An important decision when retrofitting an acquisition camera to a telescope
intended to operate with a camera such as the Westinghouse ISEC is whether
to replace the reimaging optics and design a system utilising a smaller format
imaging device. Small format devices are of course cheaper and several cameras
are commercially available, many work at TV frame rates and some have thermoelectric
cooling and can integrate for a few tens of seconds. A problem with many of
these products is their poor quantum efficiency of the CCDs used and relatively
high dark currents, these shortcomings combine to make it difficult to achieve
the limiting magnitude of the ISEC cameras ~mV=20. A solution adopted
at some observatories is to use an intensified CCD camera, generally a MCP
ahead of a cooled CCD, but we wanted to avoid this solution partly because
of the nuisance of managing the over illumination risk, but also to offer
better photometric performance than the ISEC cameras. The performance requirements
for future upgrades to ING acquisition cameras had previously been specified
in a memo (Rutten and Barker, 1996) and these included features such as on-line
bias subtraction, generation of FITS files and a minimum of 8 bit precision
over the dynamic range of the detector. These requirements were easier to
meet using commercially available cameras aimed at the university observatory
market. Several suppliers offer cameras aimed at the university telescope
niche but the Micro Luminetics Cryocam offered the possibility of remote
PC operation over a single 50 ohm coaxial cable, whilst other contenders typically
needed multicore cables of restricted length between the camera and PC. This
cable limitation was an important factor in choosing the Cryocam although
other observatories like the AAT have chosen to accept the cable restriction
and have mounted the controlling PC on the telescope.
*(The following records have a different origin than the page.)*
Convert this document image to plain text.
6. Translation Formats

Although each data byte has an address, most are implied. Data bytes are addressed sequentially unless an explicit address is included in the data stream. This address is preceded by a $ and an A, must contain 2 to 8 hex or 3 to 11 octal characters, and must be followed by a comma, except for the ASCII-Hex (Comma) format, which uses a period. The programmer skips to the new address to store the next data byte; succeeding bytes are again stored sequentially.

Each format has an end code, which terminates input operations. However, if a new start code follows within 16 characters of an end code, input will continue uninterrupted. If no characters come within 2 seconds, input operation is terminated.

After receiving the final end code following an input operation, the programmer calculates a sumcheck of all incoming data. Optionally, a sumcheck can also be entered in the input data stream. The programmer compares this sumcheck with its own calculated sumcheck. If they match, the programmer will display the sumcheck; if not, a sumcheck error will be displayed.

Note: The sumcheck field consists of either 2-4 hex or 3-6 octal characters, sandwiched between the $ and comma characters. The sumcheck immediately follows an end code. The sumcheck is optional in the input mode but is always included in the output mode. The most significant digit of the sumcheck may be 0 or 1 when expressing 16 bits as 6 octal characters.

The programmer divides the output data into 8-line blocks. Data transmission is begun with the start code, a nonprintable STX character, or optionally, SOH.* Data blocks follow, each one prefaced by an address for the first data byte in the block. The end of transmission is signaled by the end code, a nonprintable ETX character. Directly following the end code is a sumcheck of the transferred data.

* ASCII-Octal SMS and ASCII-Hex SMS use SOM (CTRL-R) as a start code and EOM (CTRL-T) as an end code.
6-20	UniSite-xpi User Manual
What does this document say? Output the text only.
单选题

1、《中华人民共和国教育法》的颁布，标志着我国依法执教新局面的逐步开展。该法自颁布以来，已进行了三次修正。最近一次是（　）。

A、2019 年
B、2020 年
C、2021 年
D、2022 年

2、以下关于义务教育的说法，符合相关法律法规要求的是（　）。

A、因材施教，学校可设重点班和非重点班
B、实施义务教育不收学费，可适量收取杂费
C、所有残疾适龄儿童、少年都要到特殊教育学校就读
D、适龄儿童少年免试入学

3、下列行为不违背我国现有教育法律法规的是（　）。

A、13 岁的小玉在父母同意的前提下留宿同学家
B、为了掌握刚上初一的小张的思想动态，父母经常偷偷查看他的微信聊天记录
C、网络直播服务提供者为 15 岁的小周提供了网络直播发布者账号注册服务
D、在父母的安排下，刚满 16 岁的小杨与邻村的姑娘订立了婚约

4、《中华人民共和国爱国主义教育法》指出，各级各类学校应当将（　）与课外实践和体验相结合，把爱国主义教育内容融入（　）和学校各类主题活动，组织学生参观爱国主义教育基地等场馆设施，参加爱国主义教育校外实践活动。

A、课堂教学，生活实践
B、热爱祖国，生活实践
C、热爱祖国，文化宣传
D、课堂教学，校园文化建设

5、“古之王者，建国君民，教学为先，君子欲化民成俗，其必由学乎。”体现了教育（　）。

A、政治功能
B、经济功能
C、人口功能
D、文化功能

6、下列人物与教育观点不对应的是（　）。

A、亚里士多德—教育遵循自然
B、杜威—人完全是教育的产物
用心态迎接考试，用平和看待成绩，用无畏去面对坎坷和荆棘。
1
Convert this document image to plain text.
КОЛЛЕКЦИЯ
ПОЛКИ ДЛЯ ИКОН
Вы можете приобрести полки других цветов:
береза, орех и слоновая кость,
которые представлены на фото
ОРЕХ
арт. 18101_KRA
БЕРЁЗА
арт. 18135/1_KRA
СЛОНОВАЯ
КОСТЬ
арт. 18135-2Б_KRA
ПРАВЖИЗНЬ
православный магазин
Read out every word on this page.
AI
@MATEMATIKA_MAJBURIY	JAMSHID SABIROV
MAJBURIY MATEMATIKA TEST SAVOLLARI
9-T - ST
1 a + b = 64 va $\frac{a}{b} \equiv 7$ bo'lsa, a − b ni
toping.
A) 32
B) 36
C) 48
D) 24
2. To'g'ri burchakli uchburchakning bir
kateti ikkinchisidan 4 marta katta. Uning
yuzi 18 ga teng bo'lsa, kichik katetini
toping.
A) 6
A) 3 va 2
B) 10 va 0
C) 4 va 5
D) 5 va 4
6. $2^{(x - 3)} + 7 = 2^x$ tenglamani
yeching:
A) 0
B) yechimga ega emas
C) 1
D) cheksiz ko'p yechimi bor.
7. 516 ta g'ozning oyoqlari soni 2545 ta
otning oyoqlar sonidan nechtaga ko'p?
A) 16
The Cryocam model presently operating at the Cassegrain focus of the WHT
has a thinned back illuminated 1k square SITe chip with 24m pixels. Replacing
the original camera with a CCD having a similar format meant the acquisition
FOV at Cassegrain has been retained and slightly increased in the y-direction,
the possibility of interposing a focal reducer to change between a 1.5 arcmin
and a 4 arcmin FOV remains along with the original camera filter wheel. The
chip is operated at a temperature of 220K and has a dark current better than
0.2 e– pixel–1 s–1 with a QE>80% between
600 to 750nm. The Cryocam will operate in either fast readout 8 bit ‘focus
mode’ when acquiring bright ~mV=5–7 calibrate stars or monitoring
the position of a bright source on the ISIS slit or the ‘normal mode’ with
16 bit precision. Any shutter speed ≥200ms is available in either mode giving
the possibility of confirming the position of faint or extended objects on
the ISIS slit without the need to trust a ‘blind offset’. The camera is operated
by the observer from the control room and the control and display application
run on a PC under the Windows 98 operating system. The camera CCD does not
operate in the frame transfer mode and requires a mechanical shutter to close
during readout and the long term reliability of this component is an area
of concern, with bright stars there is a temptation to use the minimum 200ms
integration time and a readout time of less than a second in focus mode implies
several thousand shutter operations per hour. The recommendation is that in
these circumstances it is preferable to integrate for longer and use a red
filter, we have however operated a Cryocam at the Cassegrain focus for both
direct and slit viewing since May 2001 and have not experienced any serious
problems. The spare camera was recently tested with AF2 to manually guide
utilising the recently upgraded coherent guide fibres and we are considering
the purchase of enhanced Cryocam software so a Cryocam can be used for autoguiding
AF2.